'12読書日記61冊目 『分析哲学講義』青山拓央

分析哲学講義 (ちくま新書)

分析哲学講義 (ちくま新書)

270p
総計16854p
やっぱり主色の面白さは最終講義「時間と自由」。叙述も平易でわかりやすいが、講義が進むに連れて難易度がまして行く構成に(期せずして?)なっているのも良い。この手の議論に親しみのない人なら講義7「可能世界と形而上学」、講義8「心の哲学の展望」、講義9「時間と自由」あたりが山場になりそう。だがしかし、この最後の三つの講義から格段にワクワクする感じが与えられるのも事実だろう。「時間と自由」では「今」の哲学が繰り広げられ、そこに膨大な荒野の存在が告げられる。
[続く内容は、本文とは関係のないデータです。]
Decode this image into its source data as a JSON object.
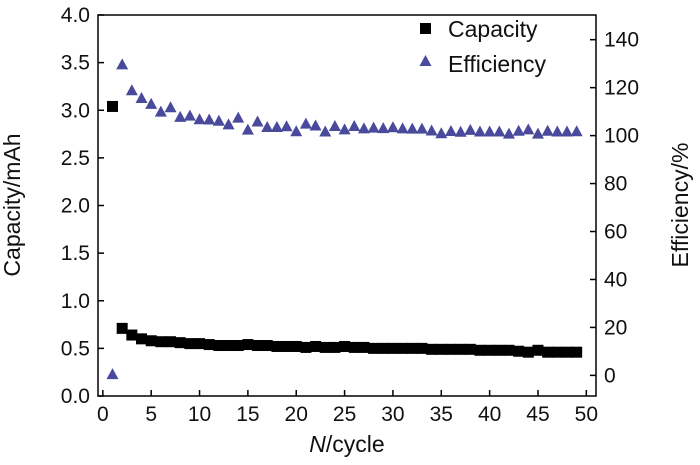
{
  "chart_data": {
    "type": "scatter",
    "title": "",
    "xlabel_italic": "N",
    "xlabel_rest": "/cycle",
    "ylabel": "Capacity/mAh",
    "y2label": "Efficiency/%",
    "xlim": [
      -0.5,
      51
    ],
    "ylim": [
      0.0,
      4.0
    ],
    "y2lim": [
      -8.6,
      150.3
    ],
    "xticks": [
      0,
      5,
      10,
      15,
      20,
      25,
      30,
      35,
      40,
      45,
      50
    ],
    "yticks": [
      0.0,
      0.5,
      1.0,
      1.5,
      2.0,
      2.5,
      3.0,
      3.5,
      4.0
    ],
    "y2ticks": [
      0,
      20,
      40,
      60,
      80,
      100,
      120,
      140
    ],
    "legend_position": "top-right",
    "series": [
      {
        "name": "Capacity",
        "axis": "left",
        "marker": "square",
        "color": "#000000",
        "x": [
          1,
          2,
          3,
          4,
          5,
          6,
          7,
          8,
          9,
          10,
          11,
          12,
          13,
          14,
          15,
          16,
          17,
          18,
          19,
          20,
          21,
          22,
          23,
          24,
          25,
          26,
          27,
          28,
          29,
          30,
          31,
          32,
          33,
          34,
          35,
          36,
          37,
          38,
          39,
          40,
          41,
          42,
          43,
          44,
          45,
          46,
          47,
          48,
          49
        ],
        "values": [
          3.04,
          0.71,
          0.64,
          0.6,
          0.58,
          0.57,
          0.57,
          0.56,
          0.55,
          0.55,
          0.54,
          0.53,
          0.53,
          0.53,
          0.54,
          0.53,
          0.53,
          0.52,
          0.52,
          0.52,
          0.51,
          0.52,
          0.51,
          0.51,
          0.52,
          0.51,
          0.51,
          0.5,
          0.5,
          0.5,
          0.5,
          0.5,
          0.5,
          0.49,
          0.49,
          0.49,
          0.49,
          0.49,
          0.48,
          0.48,
          0.48,
          0.48,
          0.47,
          0.46,
          0.48,
          0.46,
          0.46,
          0.46,
          0.46
        ]
      },
      {
        "name": "Efficiency",
        "axis": "right",
        "marker": "triangle",
        "color": "#4a4a9c",
        "x": [
          1,
          2,
          3,
          4,
          5,
          6,
          7,
          8,
          9,
          10,
          11,
          12,
          13,
          14,
          15,
          16,
          17,
          18,
          19,
          20,
          21,
          22,
          23,
          24,
          25,
          26,
          27,
          28,
          29,
          30,
          31,
          32,
          33,
          34,
          35,
          36,
          37,
          38,
          39,
          40,
          41,
          42,
          43,
          44,
          45,
          46,
          47,
          48,
          49
        ],
        "values": [
          0.3,
          129.5,
          118.7,
          115.5,
          113.0,
          109.8,
          111.6,
          107.6,
          108.1,
          106.6,
          106.5,
          106.0,
          104.5,
          107.3,
          102.3,
          105.7,
          103.4,
          103.4,
          103.7,
          101.6,
          104.8,
          104.0,
          101.5,
          103.8,
          102.4,
          103.8,
          102.8,
          103.1,
          102.9,
          103.3,
          102.8,
          102.7,
          102.7,
          101.9,
          100.8,
          101.7,
          101.4,
          102.2,
          101.5,
          101.5,
          101.5,
          100.6,
          101.8,
          102.4,
          100.6,
          101.8,
          101.5,
          101.5,
          101.6
        ]
      }
    ]
  }
}
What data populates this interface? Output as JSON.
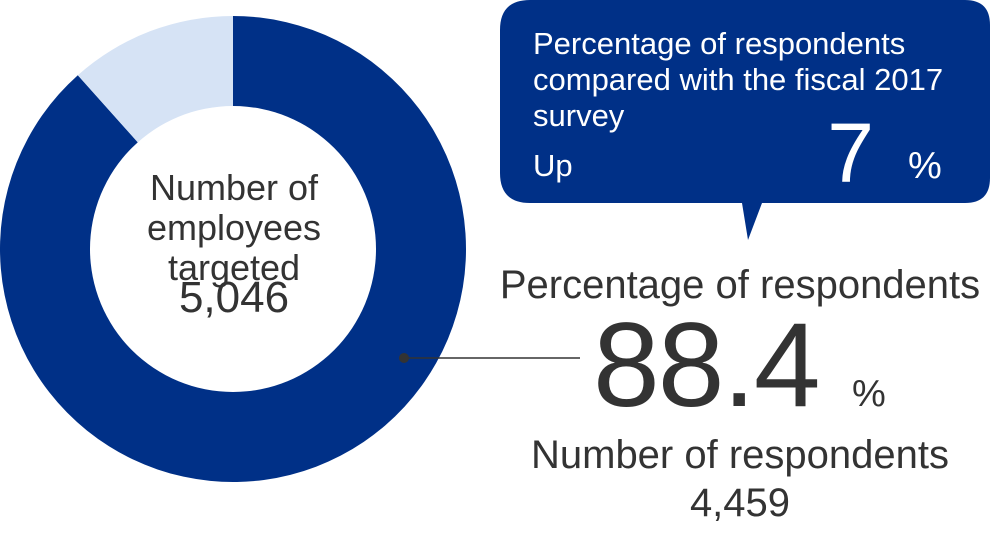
{
  "chart_data": {
    "type": "pie",
    "variant": "donut",
    "slices": [
      {
        "value": 88.4,
        "color": "#003087"
      },
      {
        "value": 11.6,
        "color": "#d6e3f5"
      }
    ],
    "center": {
      "label": "Number of employees targeted",
      "value": "5,046"
    }
  },
  "callout": {
    "label": "Percentage of respondents compared with the fiscal 2017 survey",
    "direction": "Up",
    "value": "7",
    "unit": "%",
    "color": "#003087"
  },
  "summary": {
    "percentage_label": "Percentage of respondents",
    "percentage_value": "88.4",
    "percentage_unit": "%",
    "respondents_label": "Number of respondents",
    "respondents_value": "4,459"
  }
}
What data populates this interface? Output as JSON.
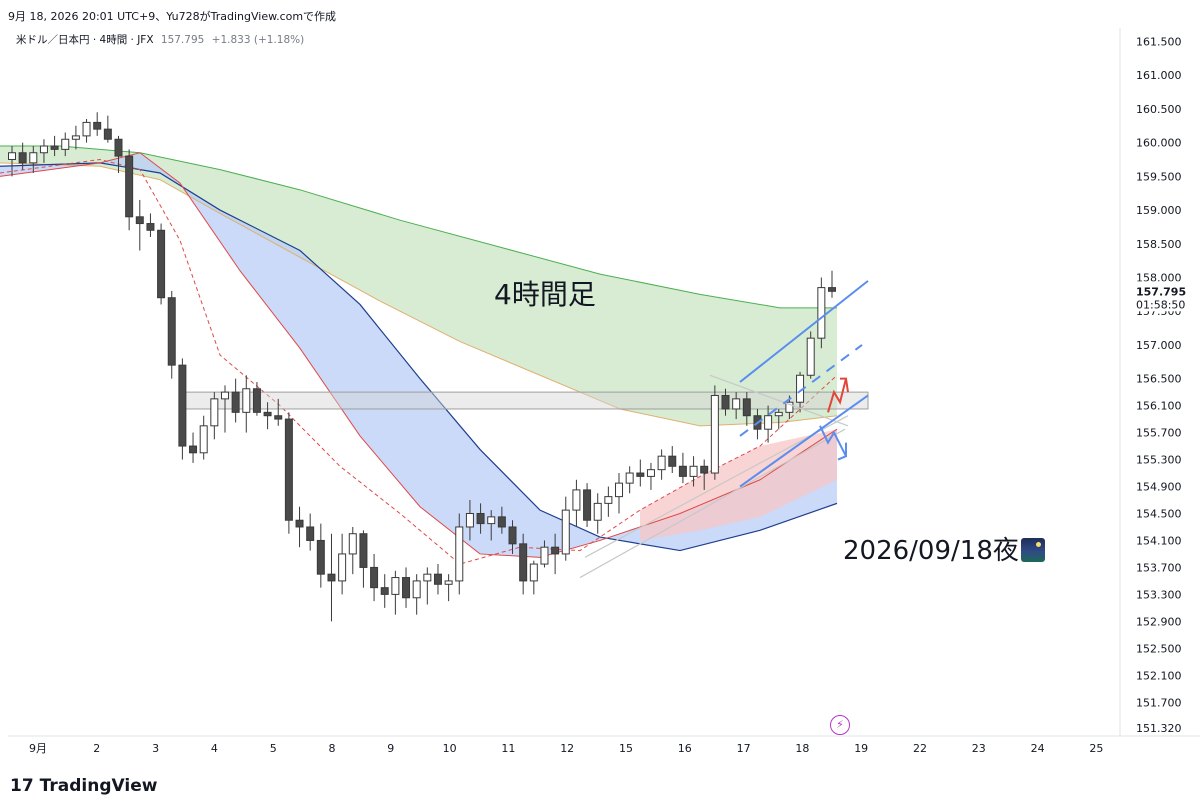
{
  "header": {
    "caption": "9月 18, 2026 20:01 UTC+9、Yu728がTradingView.comで作成"
  },
  "legend": {
    "symbol": "米ドル／日本円 · 4時間 · JFX",
    "last": "157.795",
    "change": "+1.833 (+1.18%)"
  },
  "annotations": {
    "timeframe_label": "4時間足",
    "date_label": "2026/09/18夜",
    "date_icon": "night-city-emoji"
  },
  "price_tag": {
    "price": "157.795",
    "countdown": "01:58:50"
  },
  "branding": {
    "logo_mark": "17",
    "logo_text": "TradingView",
    "flash_icon": "lightning-icon"
  },
  "colors": {
    "up_candle": "#ffffff",
    "down_candle": "#4a4a4a",
    "cloud_green": "#c9e6c4",
    "cloud_blue": "#b9cdf5",
    "cloud_red": "#f7c6c6",
    "trend_blue": "#5b8def",
    "arrow_red": "#e0453a",
    "price_line": "#131722"
  },
  "chart_data": {
    "type": "candlestick",
    "title": "",
    "y_axis_ticks": [
      "161.500",
      "161.000",
      "160.500",
      "160.000",
      "159.500",
      "159.000",
      "158.500",
      "158.000",
      "157.500",
      "157.000",
      "156.500",
      "156.100",
      "155.700",
      "155.300",
      "154.900",
      "154.500",
      "154.100",
      "153.700",
      "153.300",
      "152.900",
      "152.500",
      "152.100",
      "151.700",
      "151.320"
    ],
    "x_axis_ticks": [
      "9月",
      "2",
      "3",
      "4",
      "5",
      "8",
      "9",
      "10",
      "11",
      "12",
      "15",
      "16",
      "17",
      "18",
      "19",
      "22",
      "23",
      "24",
      "25"
    ],
    "ylim": [
      151.2,
      161.7
    ],
    "candles": [
      [
        159.75,
        159.95,
        159.5,
        159.85
      ],
      [
        159.85,
        160.0,
        159.6,
        159.7
      ],
      [
        159.7,
        159.95,
        159.55,
        159.85
      ],
      [
        159.85,
        160.05,
        159.7,
        159.95
      ],
      [
        159.95,
        160.1,
        159.8,
        159.9
      ],
      [
        159.9,
        160.15,
        159.8,
        160.05
      ],
      [
        160.05,
        160.25,
        159.9,
        160.1
      ],
      [
        160.1,
        160.35,
        160.0,
        160.3
      ],
      [
        160.3,
        160.45,
        160.1,
        160.2
      ],
      [
        160.2,
        160.4,
        160.0,
        160.05
      ],
      [
        160.05,
        160.1,
        159.55,
        159.8
      ],
      [
        159.8,
        159.9,
        158.7,
        158.9
      ],
      [
        158.9,
        159.15,
        158.4,
        158.8
      ],
      [
        158.8,
        158.95,
        158.6,
        158.7
      ],
      [
        158.7,
        158.8,
        157.6,
        157.7
      ],
      [
        157.7,
        157.8,
        156.5,
        156.7
      ],
      [
        156.7,
        156.8,
        155.3,
        155.5
      ],
      [
        155.5,
        155.7,
        155.25,
        155.4
      ],
      [
        155.4,
        155.95,
        155.3,
        155.8
      ],
      [
        155.8,
        156.3,
        155.6,
        156.2
      ],
      [
        156.2,
        156.4,
        155.7,
        156.3
      ],
      [
        156.3,
        156.5,
        155.85,
        156.0
      ],
      [
        156.0,
        156.55,
        155.7,
        156.35
      ],
      [
        156.35,
        156.45,
        155.95,
        156.0
      ],
      [
        156.0,
        156.15,
        155.75,
        155.95
      ],
      [
        155.95,
        156.2,
        155.8,
        155.9
      ],
      [
        155.9,
        156.0,
        154.2,
        154.4
      ],
      [
        154.4,
        154.6,
        154.0,
        154.3
      ],
      [
        154.3,
        154.5,
        153.95,
        154.1
      ],
      [
        154.1,
        154.35,
        153.4,
        153.6
      ],
      [
        153.6,
        154.2,
        152.9,
        153.5
      ],
      [
        153.5,
        154.2,
        153.3,
        153.9
      ],
      [
        153.9,
        154.3,
        153.6,
        154.2
      ],
      [
        154.2,
        154.25,
        153.4,
        153.7
      ],
      [
        153.7,
        153.9,
        153.2,
        153.4
      ],
      [
        153.4,
        153.6,
        153.1,
        153.3
      ],
      [
        153.3,
        153.65,
        153.0,
        153.55
      ],
      [
        153.55,
        153.7,
        153.1,
        153.25
      ],
      [
        153.25,
        153.6,
        153.0,
        153.5
      ],
      [
        153.5,
        153.7,
        153.15,
        153.6
      ],
      [
        153.6,
        153.75,
        153.3,
        153.45
      ],
      [
        153.45,
        153.6,
        153.2,
        153.5
      ],
      [
        153.5,
        154.5,
        153.3,
        154.3
      ],
      [
        154.3,
        154.7,
        154.1,
        154.5
      ],
      [
        154.5,
        154.65,
        154.2,
        154.35
      ],
      [
        154.35,
        154.55,
        154.1,
        154.45
      ],
      [
        154.45,
        154.6,
        154.2,
        154.3
      ],
      [
        154.3,
        154.4,
        153.9,
        154.05
      ],
      [
        154.05,
        154.2,
        153.3,
        153.5
      ],
      [
        153.5,
        153.8,
        153.3,
        153.75
      ],
      [
        153.75,
        154.1,
        153.7,
        154.0
      ],
      [
        154.0,
        154.2,
        153.6,
        153.9
      ],
      [
        153.9,
        154.75,
        153.8,
        154.55
      ],
      [
        154.55,
        155.0,
        154.3,
        154.85
      ],
      [
        154.85,
        154.95,
        154.3,
        154.4
      ],
      [
        154.4,
        154.8,
        154.2,
        154.65
      ],
      [
        154.65,
        154.9,
        154.45,
        154.75
      ],
      [
        154.75,
        155.1,
        154.5,
        154.95
      ],
      [
        154.95,
        155.2,
        154.8,
        155.1
      ],
      [
        155.1,
        155.3,
        154.9,
        155.05
      ],
      [
        155.05,
        155.25,
        154.85,
        155.15
      ],
      [
        155.15,
        155.45,
        155.0,
        155.35
      ],
      [
        155.35,
        155.5,
        155.1,
        155.2
      ],
      [
        155.2,
        155.4,
        154.95,
        155.05
      ],
      [
        155.05,
        155.35,
        154.9,
        155.2
      ],
      [
        155.2,
        155.3,
        154.85,
        155.1
      ],
      [
        155.1,
        156.4,
        155.0,
        156.25
      ],
      [
        156.25,
        156.35,
        155.95,
        156.05
      ],
      [
        156.05,
        156.3,
        155.9,
        156.2
      ],
      [
        156.2,
        156.3,
        155.8,
        155.95
      ],
      [
        155.95,
        156.05,
        155.6,
        155.75
      ],
      [
        155.75,
        156.1,
        155.55,
        155.95
      ],
      [
        155.95,
        156.05,
        155.75,
        156.0
      ],
      [
        156.0,
        156.25,
        155.9,
        156.15
      ],
      [
        156.15,
        156.6,
        156.0,
        156.55
      ],
      [
        156.55,
        157.2,
        156.5,
        157.1
      ],
      [
        157.1,
        158.0,
        156.95,
        157.85
      ],
      [
        157.85,
        158.1,
        157.7,
        157.795
      ]
    ],
    "series": [
      {
        "name": "",
        "color": "#4caf50",
        "values": [
          [
            0,
            159.95
          ],
          [
            60,
            159.95
          ],
          [
            140,
            159.85
          ],
          [
            220,
            159.6
          ],
          [
            300,
            159.3
          ],
          [
            400,
            158.85
          ],
          [
            500,
            158.45
          ],
          [
            600,
            158.05
          ],
          [
            700,
            157.75
          ],
          [
            780,
            157.55
          ],
          [
            837,
            157.55
          ]
        ]
      },
      {
        "name": "",
        "color": "#e0b070",
        "values": [
          [
            0,
            159.7
          ],
          [
            100,
            159.65
          ],
          [
            160,
            159.45
          ],
          [
            220,
            158.95
          ],
          [
            300,
            158.3
          ],
          [
            380,
            157.65
          ],
          [
            460,
            157.05
          ],
          [
            540,
            156.55
          ],
          [
            620,
            156.05
          ],
          [
            700,
            155.8
          ],
          [
            780,
            155.85
          ],
          [
            837,
            155.95
          ]
        ]
      },
      {
        "name": "",
        "color": "#1d3f8f",
        "values": [
          [
            0,
            159.65
          ],
          [
            100,
            159.7
          ],
          [
            160,
            159.55
          ],
          [
            220,
            159.0
          ],
          [
            300,
            158.4
          ],
          [
            360,
            157.6
          ],
          [
            420,
            156.5
          ],
          [
            480,
            155.45
          ],
          [
            540,
            154.55
          ],
          [
            600,
            154.15
          ],
          [
            680,
            153.95
          ],
          [
            760,
            154.25
          ],
          [
            837,
            154.65
          ]
        ]
      },
      {
        "name": "",
        "color": "#e04848",
        "values": [
          [
            0,
            159.5
          ],
          [
            100,
            159.7
          ],
          [
            140,
            159.85
          ],
          [
            180,
            159.4
          ],
          [
            240,
            158.1
          ],
          [
            300,
            156.95
          ],
          [
            360,
            155.65
          ],
          [
            420,
            154.6
          ],
          [
            480,
            153.9
          ],
          [
            540,
            153.85
          ],
          [
            600,
            154.1
          ],
          [
            680,
            154.5
          ],
          [
            760,
            155.0
          ],
          [
            837,
            155.75
          ]
        ]
      },
      {
        "name": "",
        "color": "#e04848",
        "values": [
          [
            0,
            159.55
          ],
          [
            100,
            159.75
          ],
          [
            140,
            159.6
          ],
          [
            180,
            158.55
          ],
          [
            220,
            156.85
          ],
          [
            280,
            156.1
          ],
          [
            340,
            155.2
          ],
          [
            400,
            154.5
          ],
          [
            460,
            153.75
          ],
          [
            520,
            154.0
          ],
          [
            580,
            153.95
          ],
          [
            640,
            154.55
          ],
          [
            700,
            155.05
          ],
          [
            760,
            155.5
          ],
          [
            837,
            156.55
          ]
        ]
      }
    ],
    "zone": {
      "low": 156.05,
      "high": 156.3
    }
  }
}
問題の核心は、次の事実にある。

「今を観察する」という表現には、根本的な奇妙さがあります。私は過去や未来を直接観察することはできず、今の世界しか観察することはできませんが〔…〕、しかし、今そのものを観察することはありません。私は、今において世界を観察するのであり、世界において今を観察するのではないからです。(強調は引用者)

ここからどういうふうな哲学的議論が(そして科学における議論も含めて)展開されていくのか、僕は容易にまとめられないが、とにかくスリルがある。とりわけ、決断と可能性の分岐の問題が「今」から考えられるというところ、政治思想的に接合できるような気もした。